"A Portrait of the Artist as a Manic Depressive Christian"
What You Need To Know:
It is hard to see the alleged genius in Daniel Johnston’s raw, amateurish songs and drawings, but it does occasionally peek through the fog. Regrettably, despite the positive Christian elements in Daniel’s life now, this documentary only superficially explores the issue of David’s faith. The movie also contains some strong foul language, brief nudity and drug references, so extreme caution is advised
(Ro, C, FR, LL, V, S, NN, A, DD, M) Romantic worldview of the misunderstood artist working alone and on the fringes of society, with some solid Christian references and statements of belief in God, but an obsession with the Devil and a false description in print of the Devil that ascribes divine powers to Satan; 13 mostly strong obscenities (including repeated shots of a young Christian man wearing T-shirt saying “F Satan”) and one “I swear to God”; no violence shown, but discussion of mentally ill’s man’s angry, slightly violent episodes and threats to kill another person and causing a plane crash; one or two light sexual references; brief upper female nudity in one scene and rear male nudity in two scenes; light alcohol references; no smoking but discussion of man taking lots of LSD during one period of his life; and, teenagers rebels against his mother’s Christian faith and his mother comes across as a bit overbearing in her faith, but son appears to have converted later in his life, despite an over-obsession with the Devil.
THE DEVIL AND DANIEL JOHNSTON is a documentary about Christian folk songwriter and artist Daniel Johnston, who has had a long bout with manic depression since a teenager.

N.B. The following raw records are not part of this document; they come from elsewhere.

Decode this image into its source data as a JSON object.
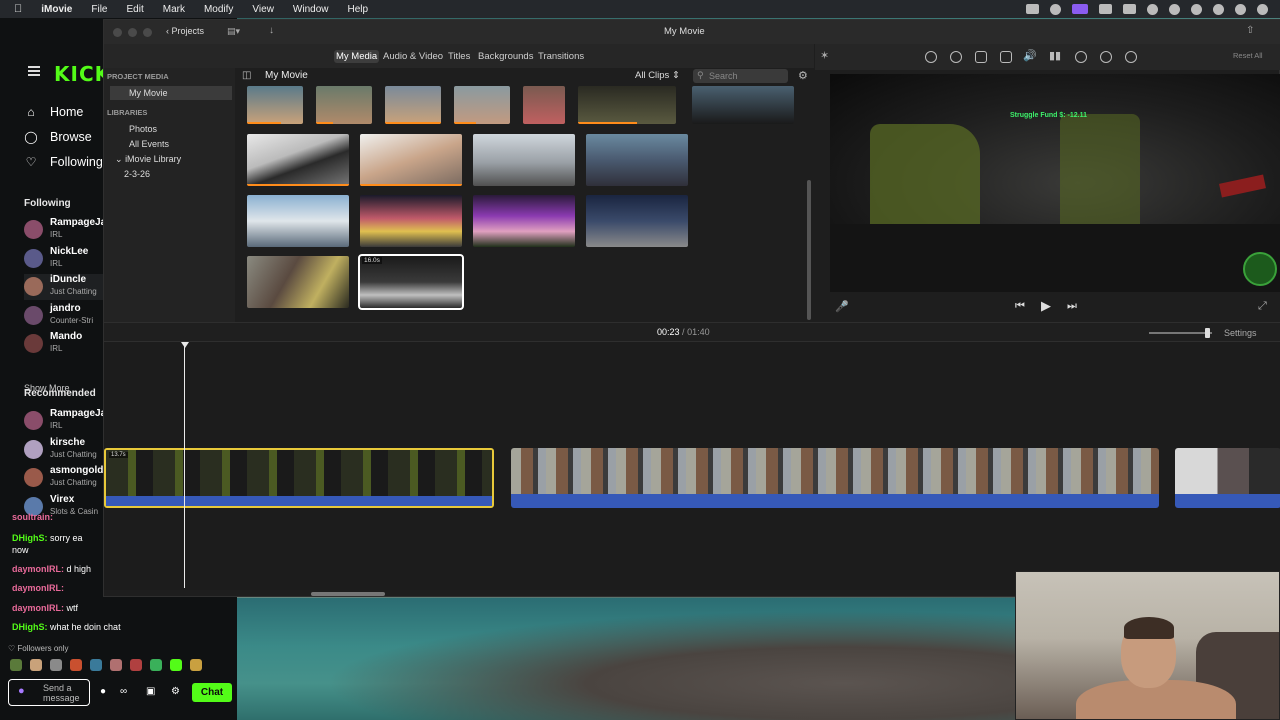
{
  "menubar": {
    "app": "iMovie",
    "items": [
      "File",
      "Edit",
      "Mark",
      "Modify",
      "View",
      "Window",
      "Help"
    ]
  },
  "kick": {
    "logo": "KICK",
    "nav": [
      {
        "label": "Home",
        "icon": "home-icon"
      },
      {
        "label": "Browse",
        "icon": "compass-icon"
      },
      {
        "label": "Following",
        "icon": "heart-icon"
      }
    ],
    "following_title": "Following",
    "following": [
      {
        "name": "RampageJa",
        "cat": "IRL",
        "color": "#8a4d6a"
      },
      {
        "name": "NickLee",
        "cat": "IRL",
        "color": "#5a5a8a"
      },
      {
        "name": "iDuncle",
        "cat": "Just Chatting",
        "color": "#9a6a5a"
      },
      {
        "name": "jandro",
        "cat": "Counter-Stri",
        "color": "#6a4a6a"
      },
      {
        "name": "Mando",
        "cat": "IRL",
        "color": "#6a3a3a"
      }
    ],
    "show_more": "Show More",
    "recommended_title": "Recommended",
    "recommended": [
      {
        "name": "RampageJa",
        "cat": "IRL",
        "color": "#8a4d6a"
      },
      {
        "name": "kirsche",
        "cat": "Just Chatting",
        "color": "#b0a0c0"
      },
      {
        "name": "asmongold",
        "cat": "Just Chatting",
        "color": "#9a5a4a"
      },
      {
        "name": "Virex",
        "cat": "Slots & Casin",
        "color": "#5a7aaa"
      }
    ],
    "chat": [
      {
        "user": "soultrain:",
        "msg": ""
      },
      {
        "user": "DHighS:",
        "msg": "sorry ea"
      },
      {
        "user": "",
        "msg": "now"
      },
      {
        "user": "daymonIRL:",
        "msg": "d high"
      },
      {
        "user": "daymonIRL:",
        "msg": ""
      },
      {
        "user": "daymonIRL:",
        "msg": "wtf"
      },
      {
        "user": "DHighS:",
        "msg": "what he doin chat"
      }
    ],
    "followers_only": "Followers only",
    "send_placeholder": "Send a message",
    "chat_button": "Chat"
  },
  "imovie": {
    "projects_label": "Projects",
    "window_title": "My Movie",
    "tabs": [
      "My Media",
      "Audio & Video",
      "Titles",
      "Backgrounds",
      "Transitions"
    ],
    "project_media_head": "PROJECT MEDIA",
    "libraries_head": "LIBRARIES",
    "library_items": [
      "My Movie",
      "Photos",
      "All Events",
      "iMovie Library",
      "2-3-26"
    ],
    "browser_title": "My Movie",
    "filter": "All Clips",
    "search_placeholder": "Search",
    "selected_clip_duration": "16.0s",
    "reset_all": "Reset All",
    "overlay_text": "Struggle Fund $: -12.11",
    "timecode_current": "00:23",
    "timecode_separator": "/",
    "timecode_total": "01:40",
    "settings": "Settings",
    "timeline_clip_label": "13.7s"
  },
  "colors": {
    "kick_green": "#53fc18",
    "clip_selected_border": "#e8c93a",
    "audio_waveform": "#3659b8",
    "in_use_bar": "#ff8c1a"
  }
}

As a reclusive teenager in Virginia during the late 1970s, Daniel compulsively recorded his thoughts, stories and songs on cassette tapes. He also rebelled against his mother’s Christian upbringing.
After falling in love with a young woman who didn’t return the favor, Daniel runs off on a moped and joins a carnival. He then lands in Austin, Texas without any money. With help from his brother and two sisters, he manages to record a series of albums on homemade cassettes, which he begins to hand out. Daniel achieves some notoriety on MTV and with people like Kurt Cobain of Nirvana, David Bowie, Tom Waits, and Beck, but his manic depression, fueled by some experimentation with LSD, leads to violent episodes and trips to the mental ward. His songs and drawings are filled with warnings about the Devil, and occasional references to Jesus Christ. Now in his mid 40s, he lives with his parents, with whom he has established a level of peace and creativity, but, apparently, not without medication.
It is hard to see the alleged genius in Daniel Johnston’s raw, amateurish songs and drawings, but it does occasionally peek through the fog. Regrettably, despite the positive Christian references in Daniel’s life now, this documentary only superficially explores the issue of David’s faith. It avoids any discussion of whether Daniel’s apparent conversion to Christ has helped improve his mental stability and creativity. Although Daniel seems to be a Christian now, his theology appears to suffer from a lack of intelligent thought or biblical direction. The movie also admits that Daniel is a little obsessed with the Devil than he is with Jesus Christ, who overcomes the Devil.
It’s hard to really say what the truth is, however, because this documentary is more concerned with the secular aspects of Daniel’s life, his illness and the weird qualities of his art. Thus, despite a couple attempts at interpretation, the ultimate meaning of Daniel’s life and Daniel’s art eludes the filmmakers and eludes the movie’s viewers as well. The movie offers too many unanswered questions, not the least of which is why some people love Daniel’s work so much. Of course, Daniel never seems to have enough money to give his work the kind of professional sheen it obviously needs.